Für seine offene Kritik am russischen Angriffskrieg gegen die Ukraine muss der prominente Oppositionelle Lew Schlosberg für viele Jahre ins Straflager. Ein russisches Gericht verurteilte den 63-Jährigen zu elf Jahren und einem Monat Haft. Schlosberg will das Urteil anfechten.
Die Richterin Viktoria Maljamowa befand Schlosberg unter anderem der Verunglimpfung der russischen Streitkräfte für schuldig. Der Politiker ist Vizechef der liberalen Oppositionspartei Jabloko und kritisiert den russischen Angriffskrieg gegen die Ukraine immer wieder öffentlich.
Mit dem Urteil blieb das Gericht knapp hinter dem Antrag der Staatsanwaltschaft zurück. Diese hatte am Freitag zwölf Jahre und einen Monat Haft gefordert.
Jabloko spricht von „Tragödie“
Jablokos Parteichef Nikolai Rybakow kritisierte das Urteil scharf. Es sei „eine Tragödie, die den Zusammenbruch der heutigen russischen Justiz verdeutlicht“, erklärte er.

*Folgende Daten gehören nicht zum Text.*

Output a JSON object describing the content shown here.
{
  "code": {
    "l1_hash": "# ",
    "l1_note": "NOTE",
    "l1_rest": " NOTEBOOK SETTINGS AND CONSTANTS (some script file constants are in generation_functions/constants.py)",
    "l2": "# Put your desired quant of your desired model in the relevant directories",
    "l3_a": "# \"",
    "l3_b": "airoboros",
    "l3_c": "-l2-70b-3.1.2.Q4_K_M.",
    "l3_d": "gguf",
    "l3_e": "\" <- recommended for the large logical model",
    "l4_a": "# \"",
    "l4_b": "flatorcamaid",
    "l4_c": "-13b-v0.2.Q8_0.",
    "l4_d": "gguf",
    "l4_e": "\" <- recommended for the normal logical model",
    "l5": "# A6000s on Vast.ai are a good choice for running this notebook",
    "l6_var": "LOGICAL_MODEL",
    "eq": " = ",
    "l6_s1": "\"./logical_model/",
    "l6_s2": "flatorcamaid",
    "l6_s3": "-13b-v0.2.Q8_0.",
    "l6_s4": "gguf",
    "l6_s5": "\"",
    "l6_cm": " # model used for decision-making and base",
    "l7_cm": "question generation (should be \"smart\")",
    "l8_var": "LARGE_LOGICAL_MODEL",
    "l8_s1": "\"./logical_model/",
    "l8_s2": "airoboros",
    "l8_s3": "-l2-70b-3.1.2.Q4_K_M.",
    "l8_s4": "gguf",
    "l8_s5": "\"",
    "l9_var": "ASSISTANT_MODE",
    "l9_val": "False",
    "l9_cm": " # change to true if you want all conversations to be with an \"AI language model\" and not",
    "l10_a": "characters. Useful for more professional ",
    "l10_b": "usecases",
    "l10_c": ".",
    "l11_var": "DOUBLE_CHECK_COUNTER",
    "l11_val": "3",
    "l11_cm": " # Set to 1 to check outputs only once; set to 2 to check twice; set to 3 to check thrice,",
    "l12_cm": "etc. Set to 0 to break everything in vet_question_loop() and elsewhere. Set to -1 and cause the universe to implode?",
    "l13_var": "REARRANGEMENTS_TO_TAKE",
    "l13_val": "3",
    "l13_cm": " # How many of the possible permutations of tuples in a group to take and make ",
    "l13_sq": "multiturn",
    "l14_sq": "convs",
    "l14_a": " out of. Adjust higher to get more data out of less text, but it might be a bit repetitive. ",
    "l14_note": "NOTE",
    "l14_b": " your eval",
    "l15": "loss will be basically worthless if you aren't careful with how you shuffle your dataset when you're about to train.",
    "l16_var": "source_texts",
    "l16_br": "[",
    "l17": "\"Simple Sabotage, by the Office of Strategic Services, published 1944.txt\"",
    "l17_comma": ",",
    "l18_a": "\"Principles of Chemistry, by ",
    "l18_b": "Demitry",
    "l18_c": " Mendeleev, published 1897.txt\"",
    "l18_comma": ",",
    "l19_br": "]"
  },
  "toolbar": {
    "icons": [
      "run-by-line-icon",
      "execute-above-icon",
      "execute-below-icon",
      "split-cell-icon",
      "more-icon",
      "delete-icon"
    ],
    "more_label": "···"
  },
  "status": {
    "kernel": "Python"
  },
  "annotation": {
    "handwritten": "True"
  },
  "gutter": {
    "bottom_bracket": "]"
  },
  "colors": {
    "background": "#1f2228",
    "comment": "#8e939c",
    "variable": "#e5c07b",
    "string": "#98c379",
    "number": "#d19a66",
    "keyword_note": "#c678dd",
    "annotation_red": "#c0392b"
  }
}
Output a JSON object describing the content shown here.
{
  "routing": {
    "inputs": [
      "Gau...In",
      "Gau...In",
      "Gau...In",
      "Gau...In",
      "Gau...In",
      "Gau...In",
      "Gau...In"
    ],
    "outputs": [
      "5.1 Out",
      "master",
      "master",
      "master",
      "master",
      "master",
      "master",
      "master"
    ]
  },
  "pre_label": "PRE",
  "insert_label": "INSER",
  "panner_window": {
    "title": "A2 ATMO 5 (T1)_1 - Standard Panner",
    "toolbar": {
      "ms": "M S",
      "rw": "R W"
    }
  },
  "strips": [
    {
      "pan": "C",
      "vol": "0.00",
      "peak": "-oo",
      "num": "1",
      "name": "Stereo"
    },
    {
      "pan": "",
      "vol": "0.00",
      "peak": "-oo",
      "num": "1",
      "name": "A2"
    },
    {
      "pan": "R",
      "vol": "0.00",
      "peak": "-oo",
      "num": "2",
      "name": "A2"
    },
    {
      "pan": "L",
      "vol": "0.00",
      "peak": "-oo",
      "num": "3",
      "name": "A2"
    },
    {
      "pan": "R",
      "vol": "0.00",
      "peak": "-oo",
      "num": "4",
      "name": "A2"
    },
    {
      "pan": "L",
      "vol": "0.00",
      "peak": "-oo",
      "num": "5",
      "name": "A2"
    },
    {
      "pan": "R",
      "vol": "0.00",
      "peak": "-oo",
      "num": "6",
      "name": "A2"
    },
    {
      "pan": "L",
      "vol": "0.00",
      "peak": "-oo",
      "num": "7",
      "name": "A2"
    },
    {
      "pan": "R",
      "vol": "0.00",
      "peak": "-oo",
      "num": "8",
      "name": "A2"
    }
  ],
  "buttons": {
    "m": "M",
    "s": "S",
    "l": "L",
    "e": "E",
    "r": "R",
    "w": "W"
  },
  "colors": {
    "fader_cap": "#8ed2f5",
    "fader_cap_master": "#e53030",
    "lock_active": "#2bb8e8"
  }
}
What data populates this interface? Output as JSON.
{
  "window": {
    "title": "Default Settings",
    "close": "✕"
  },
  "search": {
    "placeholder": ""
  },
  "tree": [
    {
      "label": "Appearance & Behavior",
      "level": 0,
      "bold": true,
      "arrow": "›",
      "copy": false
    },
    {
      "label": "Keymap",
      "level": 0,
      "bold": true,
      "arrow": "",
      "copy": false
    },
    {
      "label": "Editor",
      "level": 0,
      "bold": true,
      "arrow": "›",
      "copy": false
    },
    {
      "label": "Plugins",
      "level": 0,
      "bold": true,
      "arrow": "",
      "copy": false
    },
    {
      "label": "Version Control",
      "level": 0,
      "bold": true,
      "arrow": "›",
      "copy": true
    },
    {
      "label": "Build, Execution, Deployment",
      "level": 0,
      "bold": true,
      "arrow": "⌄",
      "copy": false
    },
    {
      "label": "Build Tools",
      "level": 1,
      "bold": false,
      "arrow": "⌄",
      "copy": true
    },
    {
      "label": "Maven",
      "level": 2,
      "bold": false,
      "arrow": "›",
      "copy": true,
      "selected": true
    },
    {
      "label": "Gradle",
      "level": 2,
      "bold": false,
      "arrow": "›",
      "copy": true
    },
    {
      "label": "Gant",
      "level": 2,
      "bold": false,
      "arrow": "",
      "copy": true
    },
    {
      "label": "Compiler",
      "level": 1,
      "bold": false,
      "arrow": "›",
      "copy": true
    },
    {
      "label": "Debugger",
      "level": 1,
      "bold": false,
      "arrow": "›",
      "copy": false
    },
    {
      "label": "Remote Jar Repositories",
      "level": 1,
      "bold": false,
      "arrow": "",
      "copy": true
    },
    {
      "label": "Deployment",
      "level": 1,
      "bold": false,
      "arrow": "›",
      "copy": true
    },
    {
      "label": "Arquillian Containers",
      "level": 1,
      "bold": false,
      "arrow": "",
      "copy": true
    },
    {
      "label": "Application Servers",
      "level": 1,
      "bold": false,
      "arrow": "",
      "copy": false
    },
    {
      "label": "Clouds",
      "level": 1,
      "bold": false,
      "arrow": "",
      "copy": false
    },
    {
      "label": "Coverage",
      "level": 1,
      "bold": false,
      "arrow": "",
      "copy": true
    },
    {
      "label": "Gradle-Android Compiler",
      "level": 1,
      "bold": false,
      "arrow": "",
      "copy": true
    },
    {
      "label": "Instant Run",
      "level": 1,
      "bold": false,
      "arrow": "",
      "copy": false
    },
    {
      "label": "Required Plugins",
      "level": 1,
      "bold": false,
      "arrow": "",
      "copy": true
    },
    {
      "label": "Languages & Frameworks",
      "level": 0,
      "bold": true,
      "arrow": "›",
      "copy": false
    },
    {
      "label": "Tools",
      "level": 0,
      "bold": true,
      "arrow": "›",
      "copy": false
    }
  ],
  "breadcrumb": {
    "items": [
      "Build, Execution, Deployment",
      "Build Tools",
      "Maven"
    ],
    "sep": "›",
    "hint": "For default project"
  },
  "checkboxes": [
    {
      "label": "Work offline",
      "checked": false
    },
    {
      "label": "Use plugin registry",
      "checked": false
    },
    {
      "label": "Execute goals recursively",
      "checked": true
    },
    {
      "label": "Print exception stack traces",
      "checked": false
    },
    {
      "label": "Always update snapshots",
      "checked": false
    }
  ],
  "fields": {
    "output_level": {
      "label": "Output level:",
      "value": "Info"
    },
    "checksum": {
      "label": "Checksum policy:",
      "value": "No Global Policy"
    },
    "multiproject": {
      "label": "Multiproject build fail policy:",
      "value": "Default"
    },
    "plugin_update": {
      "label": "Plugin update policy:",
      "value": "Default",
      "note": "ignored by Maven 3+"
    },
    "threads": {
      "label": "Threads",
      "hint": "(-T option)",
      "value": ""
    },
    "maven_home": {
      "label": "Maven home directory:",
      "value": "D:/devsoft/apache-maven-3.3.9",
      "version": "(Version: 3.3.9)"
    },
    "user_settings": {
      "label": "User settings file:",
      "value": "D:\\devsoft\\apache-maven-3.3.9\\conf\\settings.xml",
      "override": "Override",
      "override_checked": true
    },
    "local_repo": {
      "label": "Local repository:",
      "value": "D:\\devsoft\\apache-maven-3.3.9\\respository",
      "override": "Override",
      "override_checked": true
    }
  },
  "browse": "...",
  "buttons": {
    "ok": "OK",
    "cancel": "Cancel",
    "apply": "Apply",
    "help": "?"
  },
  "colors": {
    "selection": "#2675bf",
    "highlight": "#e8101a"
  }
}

Schlosberg werde zu Unrecht bestraft – unter anderem wegen Äußerungen zur Notwendigkeit eines Waffenstillstandsabkommens und zur Rettung von Menschenleben.
Nach Angaben Rybakows werde Schlosberg auch verfolgt, weil er sich geweigert habe, Russland zu verlassen. Viele andere Oppositionelle hätten das Land verlassen. Jabloko werde sich für ein ordnungsgemäßes Gerichtsverfahren einsetzen.
Schlosberg attackiert Justiz
Schlosberg selbst hatte bereits in seinem Schlusswort die russische Justiz scharf kritisiert. Der Staat habe Ermittlungsbehörden, Staatsanwaltschaften und Gerichte zu willfährigen Instrumenten gemacht, um Bürger zum Schweigen zu bringen und ihre Rechte und Freiheiten zu beschneiden.
„Es gibt Gerichte in Russland, aber keine Rechtsprechung“, sagte der Politiker. Die Zerstörung des Gerichtssystems komme der Zerstörung des Staates selbst gleich.
Zur Sicherheit juristisch die Hände gebunden
Auch den Ablauf seines Verfahrens kritisierte Schlosberg. Die Richterin habe einen Prozesstermin in Anwesenheit der Jabloko-Anwälte abgelehnt und ihm stattdessen einen Pflichtverteidiger zugeteilt. Die Juristen der Partei kämpften vor dem Obersten Gericht in Moskau zugleich um die Zulassung von Jabloko zur Parlamentswahl im September.
Das Urteil gegen Schlosberg soll angefochten werden. Nach Angaben von Menschenrechtlern sitzen in Russland Hunderte politische Gefangene in Straflagern, die wegen ihrer Kritik am Krieg von Kremlchef Wladimir Putin gegen die Ukraine verurteilt wurden.